Не хочу я сейчас это чувствовать.
Я цепляюсь за Темчика – так, словно нас несет каким-то особенно лихим ветром, и если мы друг от друга отлепимся, то больше не увидимся и в одиночку не справимся. Он это понимает… Держит меня – не крепким объятием, а множеством мелких, стремительных движений: когда одновременно и целуешь, и говоришь, и молнию расстегиваешь, и пробуешь сделать шаг спиной вперед, нащупать стену. И все откликается на быстрые, смущенные немного прикосновения. Это хорошо до нереальности, до невозможности.
Я почти не удивляюсь, когда к трепыханиям и прочим прекрасным жестам прибавляется механический зуд с примесью визгливого звона – мой мобильный. Его категорически нельзя брать в руки. Жать на его кнопки – опасно для жизни. А складывать в слово буквы, всплывшие на экране, – это как собственный приговор читать. «Анька».
– Ты где? Ты можешь сейчас домой?
– Нет… Погоди, зай… Не могу. А что случи…
– Мне страшно! Женя, мне очень-очень страшно!
– Ань, мы скоро… погоди немножко! Телик включи, в ванну залезь. Я не знаю…
– Ты можешь побыстрее? А то мне кажется, что на меня кто-то смотрит.
– Да ешкин кот! Ну дверь закрой на все замки! Все хорошо будет, Ань!
Я держу мобилу плечом и немного подбородком. Пальцы тем временем уже застегивают плащ. Темчик молча и зло дребезжит своей молнией.
Мы покидаем гараж как отступающее войско разоренный город.
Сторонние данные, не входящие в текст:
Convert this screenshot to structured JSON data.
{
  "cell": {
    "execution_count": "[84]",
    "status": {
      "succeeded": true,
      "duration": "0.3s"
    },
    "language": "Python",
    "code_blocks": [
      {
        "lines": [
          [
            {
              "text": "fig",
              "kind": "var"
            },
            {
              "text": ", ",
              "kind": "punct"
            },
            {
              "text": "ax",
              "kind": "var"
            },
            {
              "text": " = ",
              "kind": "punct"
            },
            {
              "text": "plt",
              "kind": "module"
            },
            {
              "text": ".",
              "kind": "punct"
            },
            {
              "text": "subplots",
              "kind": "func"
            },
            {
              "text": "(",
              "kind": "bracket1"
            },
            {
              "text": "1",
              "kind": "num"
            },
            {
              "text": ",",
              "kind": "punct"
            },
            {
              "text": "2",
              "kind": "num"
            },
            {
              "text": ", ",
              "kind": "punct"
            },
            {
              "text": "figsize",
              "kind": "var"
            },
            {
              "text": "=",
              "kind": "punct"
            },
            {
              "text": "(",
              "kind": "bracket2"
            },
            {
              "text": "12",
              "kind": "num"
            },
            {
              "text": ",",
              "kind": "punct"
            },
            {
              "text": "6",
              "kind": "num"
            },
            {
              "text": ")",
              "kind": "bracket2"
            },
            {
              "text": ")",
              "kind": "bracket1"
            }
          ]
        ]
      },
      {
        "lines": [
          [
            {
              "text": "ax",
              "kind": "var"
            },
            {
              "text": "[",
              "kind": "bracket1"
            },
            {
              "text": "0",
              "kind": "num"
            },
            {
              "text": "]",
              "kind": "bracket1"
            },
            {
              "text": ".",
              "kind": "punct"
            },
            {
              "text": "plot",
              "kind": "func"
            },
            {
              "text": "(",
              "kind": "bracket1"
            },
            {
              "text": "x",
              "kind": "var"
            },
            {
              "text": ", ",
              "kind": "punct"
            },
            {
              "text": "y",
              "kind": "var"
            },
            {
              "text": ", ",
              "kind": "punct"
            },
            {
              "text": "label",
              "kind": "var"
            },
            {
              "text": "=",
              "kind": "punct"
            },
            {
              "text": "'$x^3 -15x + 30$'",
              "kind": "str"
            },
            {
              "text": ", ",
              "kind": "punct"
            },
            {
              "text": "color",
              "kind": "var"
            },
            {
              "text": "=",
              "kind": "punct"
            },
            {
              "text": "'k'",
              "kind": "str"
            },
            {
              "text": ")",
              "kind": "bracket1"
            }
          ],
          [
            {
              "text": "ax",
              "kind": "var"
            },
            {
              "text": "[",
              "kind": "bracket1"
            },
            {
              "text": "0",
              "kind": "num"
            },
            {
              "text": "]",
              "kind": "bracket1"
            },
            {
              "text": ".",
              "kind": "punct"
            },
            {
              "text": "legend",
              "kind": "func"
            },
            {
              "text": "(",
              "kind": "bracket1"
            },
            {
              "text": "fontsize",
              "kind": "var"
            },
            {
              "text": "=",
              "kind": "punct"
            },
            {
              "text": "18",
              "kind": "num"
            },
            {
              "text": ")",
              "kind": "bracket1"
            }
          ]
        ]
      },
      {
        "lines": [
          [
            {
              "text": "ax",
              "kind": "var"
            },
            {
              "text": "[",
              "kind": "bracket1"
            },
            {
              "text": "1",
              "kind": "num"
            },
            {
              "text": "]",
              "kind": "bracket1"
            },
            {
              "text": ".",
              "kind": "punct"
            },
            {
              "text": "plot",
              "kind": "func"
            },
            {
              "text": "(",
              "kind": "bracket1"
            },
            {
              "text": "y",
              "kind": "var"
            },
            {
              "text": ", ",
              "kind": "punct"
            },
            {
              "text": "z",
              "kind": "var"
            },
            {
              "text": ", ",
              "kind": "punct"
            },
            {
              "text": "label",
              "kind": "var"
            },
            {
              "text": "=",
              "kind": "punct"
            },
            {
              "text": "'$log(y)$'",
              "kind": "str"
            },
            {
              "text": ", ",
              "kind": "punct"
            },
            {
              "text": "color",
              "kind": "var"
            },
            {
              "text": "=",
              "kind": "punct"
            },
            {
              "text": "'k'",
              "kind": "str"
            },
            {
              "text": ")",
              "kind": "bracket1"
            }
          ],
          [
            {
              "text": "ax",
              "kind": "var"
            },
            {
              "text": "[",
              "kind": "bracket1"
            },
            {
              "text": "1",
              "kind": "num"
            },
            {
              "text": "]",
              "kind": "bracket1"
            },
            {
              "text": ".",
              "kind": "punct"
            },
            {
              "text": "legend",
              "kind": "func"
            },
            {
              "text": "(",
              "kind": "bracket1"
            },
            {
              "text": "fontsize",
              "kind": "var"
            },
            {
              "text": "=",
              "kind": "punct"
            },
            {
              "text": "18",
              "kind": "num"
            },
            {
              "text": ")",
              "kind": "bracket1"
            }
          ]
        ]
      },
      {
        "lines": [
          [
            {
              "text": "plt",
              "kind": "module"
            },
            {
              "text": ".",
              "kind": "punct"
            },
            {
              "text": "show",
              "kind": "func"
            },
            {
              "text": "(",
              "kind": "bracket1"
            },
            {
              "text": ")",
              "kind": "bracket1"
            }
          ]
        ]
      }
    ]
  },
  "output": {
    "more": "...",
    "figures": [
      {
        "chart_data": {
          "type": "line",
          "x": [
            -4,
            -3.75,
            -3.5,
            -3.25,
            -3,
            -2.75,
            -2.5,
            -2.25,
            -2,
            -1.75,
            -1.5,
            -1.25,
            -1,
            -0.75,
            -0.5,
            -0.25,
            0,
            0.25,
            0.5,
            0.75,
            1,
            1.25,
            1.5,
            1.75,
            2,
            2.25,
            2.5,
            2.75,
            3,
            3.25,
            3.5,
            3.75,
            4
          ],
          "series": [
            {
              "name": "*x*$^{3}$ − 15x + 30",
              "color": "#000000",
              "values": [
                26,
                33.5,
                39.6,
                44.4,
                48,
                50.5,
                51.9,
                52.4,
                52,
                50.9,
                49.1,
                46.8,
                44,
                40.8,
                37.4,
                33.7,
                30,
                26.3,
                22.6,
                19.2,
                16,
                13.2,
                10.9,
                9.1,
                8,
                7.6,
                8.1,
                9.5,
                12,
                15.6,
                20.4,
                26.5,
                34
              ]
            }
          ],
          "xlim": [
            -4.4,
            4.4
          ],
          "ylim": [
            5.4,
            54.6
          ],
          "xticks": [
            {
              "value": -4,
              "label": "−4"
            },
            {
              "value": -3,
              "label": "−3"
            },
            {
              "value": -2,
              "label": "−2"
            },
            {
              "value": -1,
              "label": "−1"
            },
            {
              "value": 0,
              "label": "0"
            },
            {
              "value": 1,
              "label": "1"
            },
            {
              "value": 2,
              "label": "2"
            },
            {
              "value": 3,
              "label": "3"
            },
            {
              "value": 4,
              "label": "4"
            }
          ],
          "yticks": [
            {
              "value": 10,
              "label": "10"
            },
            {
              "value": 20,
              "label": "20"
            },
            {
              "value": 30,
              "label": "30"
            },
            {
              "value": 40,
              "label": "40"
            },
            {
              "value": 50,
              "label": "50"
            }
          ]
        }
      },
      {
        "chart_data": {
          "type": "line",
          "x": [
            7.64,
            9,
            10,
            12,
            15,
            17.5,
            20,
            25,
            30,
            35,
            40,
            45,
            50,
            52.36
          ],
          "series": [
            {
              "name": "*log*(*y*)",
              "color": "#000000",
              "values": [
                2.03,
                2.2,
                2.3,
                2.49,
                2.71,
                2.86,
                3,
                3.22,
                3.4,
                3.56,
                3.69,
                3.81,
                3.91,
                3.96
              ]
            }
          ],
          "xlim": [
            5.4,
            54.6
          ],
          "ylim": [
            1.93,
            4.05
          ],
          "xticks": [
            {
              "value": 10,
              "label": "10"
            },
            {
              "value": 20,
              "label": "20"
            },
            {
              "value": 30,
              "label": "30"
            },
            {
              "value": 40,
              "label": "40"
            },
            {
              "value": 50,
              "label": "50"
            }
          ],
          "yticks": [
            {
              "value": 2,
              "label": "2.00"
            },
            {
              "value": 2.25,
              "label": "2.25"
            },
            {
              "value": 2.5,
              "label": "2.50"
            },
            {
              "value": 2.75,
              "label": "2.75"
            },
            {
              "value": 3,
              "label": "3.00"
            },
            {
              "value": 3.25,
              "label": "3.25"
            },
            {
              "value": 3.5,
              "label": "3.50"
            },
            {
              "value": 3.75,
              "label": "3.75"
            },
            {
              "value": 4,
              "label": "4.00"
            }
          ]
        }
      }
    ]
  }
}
Темка тащит пыльную коробку боеприпасов… пардон, учебников и конспектов, я отстреливаюсь фонариком в мобильном телефоне. А потом жмусь к стене, обходя тяжелую технику в виде нашей машины. К тому моменту, когда Темчик начинает скрежетать замками, я тоже начинаю чуять тревогу, которая так перепугала Анютку.
Дело происходит в соседской квартире, относящейся к другому подъезду. У нас во всех окнах свет – это Анька так страхи прогоняет. А соседние стекла черные, глухие. В них только синеватая пыльца заката. У хозяина квартиры уже нет сил подняться, нашарить выключатель. Умирает человек.
Отсюда, от ворот гаража, окна видны хорошо – этаж последний, их ничто не заслоняет. Ведьмачить на таком расстоянии трудно, неплохо бы сократить дистанцию. Но во дворе и у подъездов отсвечивают прохожие, отвлечет кто-нибудь, скажет лишнее под руку. А нам лишнего не надо.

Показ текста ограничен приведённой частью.